There are several reasons for setting up a living trust. A living trust could be the most appropriate estate planning option if one of these situations applies to you:
Any assets in a living trust aren't considered part of your estate, so they won't go through probate after your death. A living trust allows your trustee to distribute your assets without permission from the probate court, affording swifter access for your beneficiaries.
Creating a revocable living trust won't prevent creditors from going after your assets during your lifetime. However, it could protect your assets from creditors after your death.

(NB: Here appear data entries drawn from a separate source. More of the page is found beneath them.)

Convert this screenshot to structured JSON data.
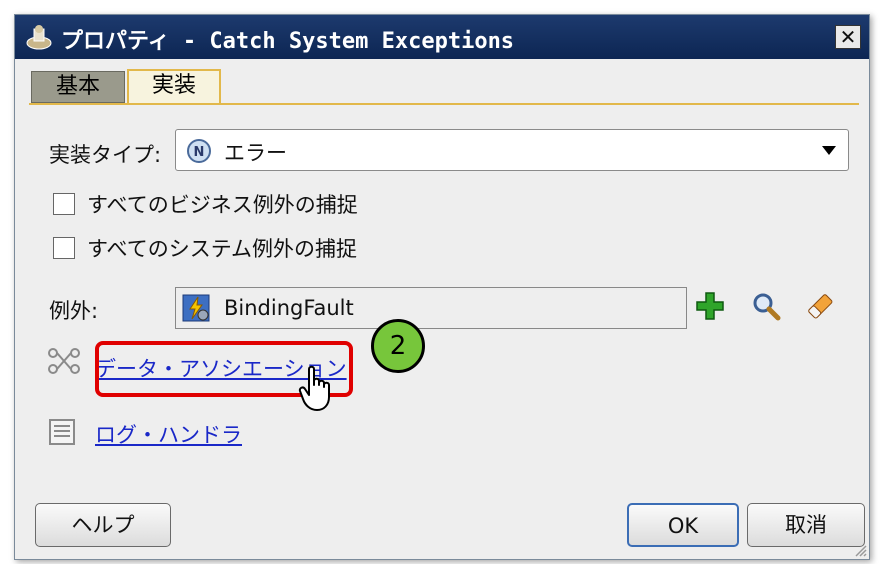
{
  "window": {
    "title": "プロパティ - Catch System Exceptions",
    "close_glyph": "✕"
  },
  "tabs": [
    {
      "label": "基本",
      "active": false
    },
    {
      "label": "実装",
      "active": true
    }
  ],
  "impl_type": {
    "label": "実装タイプ:",
    "selected": "エラー",
    "icon": "error-type-icon"
  },
  "checkboxes": [
    {
      "label": "すべてのビジネス例外の捕捉",
      "checked": false
    },
    {
      "label": "すべてのシステム例外の捕捉",
      "checked": false
    }
  ],
  "exception": {
    "label": "例外:",
    "value": "BindingFault",
    "tools": [
      "add-icon",
      "search-icon",
      "eraser-icon"
    ]
  },
  "links": {
    "data_association": "データ・アソシエーション",
    "log_handler": "ログ・ハンドラ"
  },
  "callout": {
    "number": "2",
    "highlight_color": "#e00000",
    "badge_color": "#77c63b"
  },
  "buttons": {
    "help": "ヘルプ",
    "ok": "OK",
    "cancel": "取消"
  },
  "colors": {
    "titlebar": "#0d2653",
    "tab_active_border": "#e2b84a",
    "link": "#1a28c8"
  }
}
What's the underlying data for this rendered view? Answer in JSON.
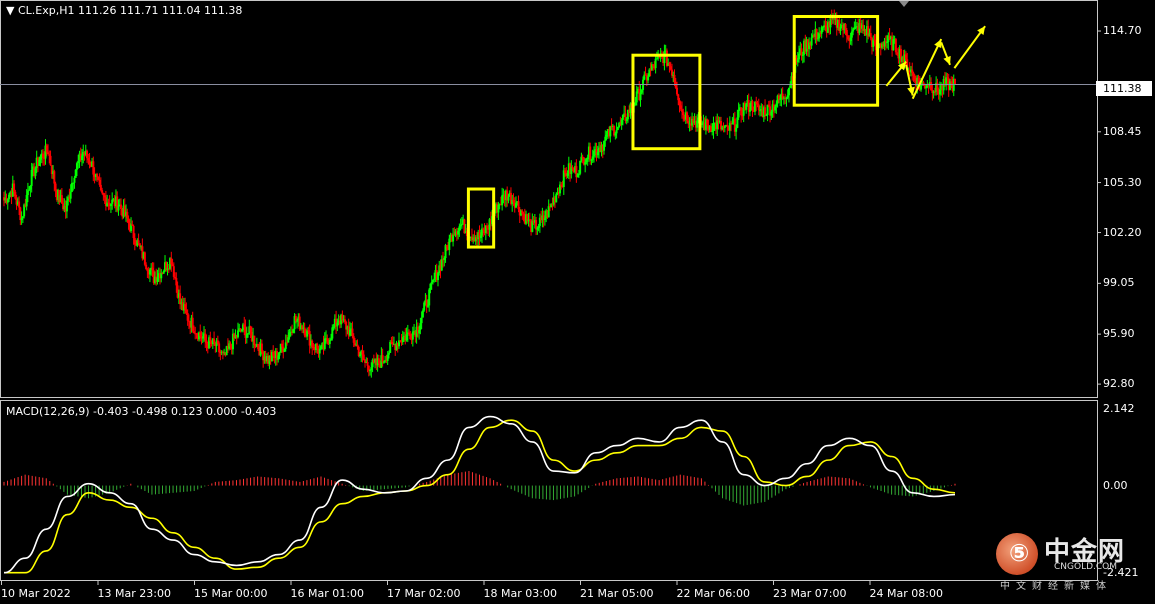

Depending on your state, an irrevocable living trust may offer some protection from creditors.
Typically, a living trust can reduce the estate tax your beneficiaries must pay after you die. However, estate tax rules can be complex, so it's worth consulting a financial professional with expertise in estate planning to discuss the potential tax implications.
Unlike living trusts, wills become public record after probate concludes. You may prefer to create a living trust if you don't want to allow free access to your financial information after you die.
Generally, trusts (including living trusts) give you more control over the distribution of your assets than leaving them to your beneficiaries in your will. For example, you can often provide instructions for when and how your beneficiaries may access and spend the money after you pass away.